Computer Science and Empiricism

In a talk given at UW today, Alfred Spector, Google’s VP of Research and Special Initiatives, made a point that I hadn’t thought about before. He made the statement that computer science is much more empirical today than it was when he was a graduate student 30 years ago.

I’m currently reading Logicomix, a graphic novel with a twofold role as a biography of Bertrand Russell and a concise history of the quest for mathematical certainty that took place in the early 20th century. Reading it alongside a courseload of discrete math and theory of computation classes has me knee-deep in the mathematical foundations of computer science. While these foundations are valid and necessary for a historical appreciation of the field, they don’t always lend themselves well to contemporary issues faced in industry and academia.
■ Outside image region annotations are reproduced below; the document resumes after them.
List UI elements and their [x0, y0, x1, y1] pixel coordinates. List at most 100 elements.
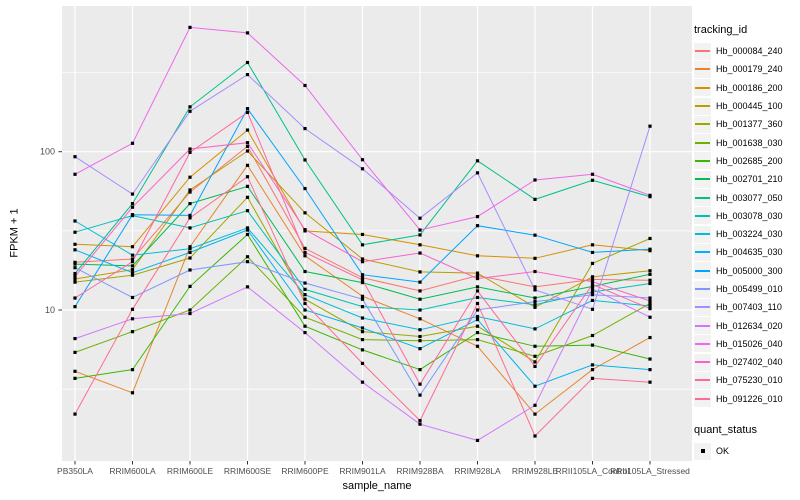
data-point [360, 361, 365, 365]
data-point [73, 277, 77, 281]
data-point [303, 297, 307, 301]
data-point [590, 243, 595, 247]
data-point [73, 296, 77, 300]
data-point [188, 109, 192, 113]
data-point [303, 250, 307, 255]
data-point [475, 295, 480, 300]
data-point [648, 272, 652, 276]
data-point [73, 305, 77, 309]
data-point [188, 226, 192, 230]
legend-item-Hb_001638_030: Hb_001638_030 [694, 133, 798, 152]
x-tick-label: PB350LA [57, 466, 93, 476]
legend-key-box [694, 243, 711, 261]
data-point [418, 328, 422, 332]
data-point [648, 236, 652, 241]
legend-item-label: Hb_000084_240 [716, 46, 783, 57]
data-point [360, 326, 365, 330]
data-point [533, 178, 537, 182]
legend-item-Hb_027402_040: Hb_027402_040 [694, 353, 798, 371]
data-point [73, 172, 77, 176]
data-point [590, 298, 595, 302]
data-point [130, 253, 135, 257]
data-point [303, 83, 307, 88]
data-point [188, 284, 192, 288]
data-point [245, 260, 250, 264]
data-point [130, 264, 135, 268]
legend-item-Hb_003224_030: Hb_003224_030 [694, 225, 798, 243]
data-point [648, 335, 652, 340]
legend-title-tracking-id: tracking_id [694, 24, 748, 36]
data-point [418, 251, 422, 255]
data-point [648, 281, 652, 286]
legend-key-box [694, 371, 711, 389]
data-point [533, 303, 537, 307]
data-point [188, 105, 192, 109]
legend-line-swatch [695, 50, 710, 53]
data-point [360, 338, 365, 342]
data-point [418, 422, 422, 426]
data-point [475, 338, 480, 342]
data-point [130, 213, 135, 217]
legend-line-swatch [695, 196, 710, 199]
data-point [418, 297, 422, 301]
data-point [303, 186, 307, 191]
data-point [648, 304, 652, 308]
data-point [130, 245, 135, 249]
data-point [188, 147, 192, 151]
legend-item-Hb_000186_200: Hb_000186_200 [694, 79, 798, 97]
data-point [475, 344, 480, 348]
data-point [418, 368, 422, 372]
data-point [303, 254, 307, 258]
y-tick-label: 100 [40, 147, 55, 157]
data-point [475, 285, 480, 289]
legend-line-swatch [695, 324, 710, 327]
data-point [303, 330, 307, 335]
data-point [418, 216, 422, 220]
data-point [648, 368, 652, 372]
data-point [590, 307, 595, 311]
data-point [533, 344, 537, 348]
data-point [475, 317, 480, 322]
legend-line-swatch [695, 288, 710, 290]
legend-item-ok: OK [694, 442, 798, 460]
data-point [303, 308, 307, 312]
data-point [648, 193, 652, 197]
data-point [130, 202, 135, 206]
y-axis-title: FPKM + 1 [2, 120, 28, 346]
legend-title-quant-status: quant_status [694, 423, 757, 436]
legend-line-swatch [695, 86, 710, 89]
data-point [188, 216, 192, 220]
legend-line-swatch [695, 306, 710, 309]
data-point [533, 299, 537, 304]
data-point [188, 247, 192, 251]
legend-item-Hb_005000_300: Hb_005000_300 [694, 262, 798, 280]
legend-item-label: Hb_000445_100 [716, 101, 783, 112]
data-point [73, 336, 77, 341]
data-point [130, 295, 135, 300]
legend-item-label: Hb_000179_240 [716, 64, 783, 75]
data-point [130, 330, 135, 334]
legend-key-box [694, 207, 711, 225]
data-point [533, 403, 537, 407]
data-point [245, 163, 250, 167]
data-point [245, 195, 250, 199]
data-point [245, 110, 250, 115]
panel-background [62, 6, 692, 461]
data-point [245, 149, 250, 153]
data-point [418, 289, 422, 293]
data-point [303, 126, 307, 131]
legend-item-Hb_075230_010: Hb_075230_010 [694, 371, 798, 389]
data-point [475, 159, 480, 163]
legend-item-Hb_004635_030: Hb_004635_030 [694, 243, 798, 261]
data-point [418, 393, 422, 397]
data-point [590, 178, 595, 182]
data-point [188, 25, 192, 29]
data-point [648, 278, 652, 282]
x-axis-title: sample_name [342, 480, 411, 492]
x-tick-label: RRII105LA_Control [556, 466, 630, 476]
data-point [245, 255, 250, 259]
data-point [360, 273, 365, 277]
data-point [590, 250, 595, 255]
legend-key-box [694, 152, 711, 170]
legend-line-swatch [695, 105, 710, 108]
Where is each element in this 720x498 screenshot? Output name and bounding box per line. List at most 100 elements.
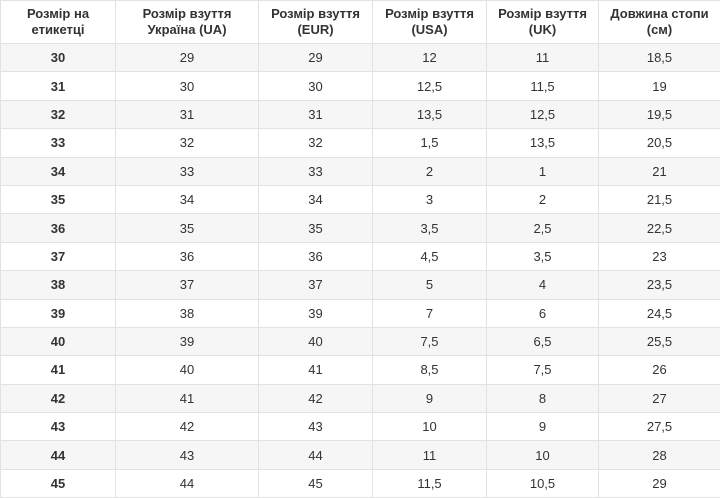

Spector’s talk reinforced the image of Google as grand archiver and distributor of the consolidated sum of human knowledge, a role not always well-served by a traditional approach. In recent years, we’ve seen a rise in parallel and probabilistic approaches to emerging problems: MapReduce/Hadoop, machine learning, Bayesian this, Markov that. With the astronomical amounts of data that companies like Google have to deal with, the door is opened for statistical methods.

Computer science deals with more measurable quantities than it used to. For example, as networks and systems grow larger, small margins of error or delay become more readily measurable. When the entire world is your testbed, you have to measure and test every aspect of the systems you build. In this sense, CS is increasingly becoming a more empirical science.

My only hope is that this was more often emphasized in classes, instead of by visiting guest lecturers.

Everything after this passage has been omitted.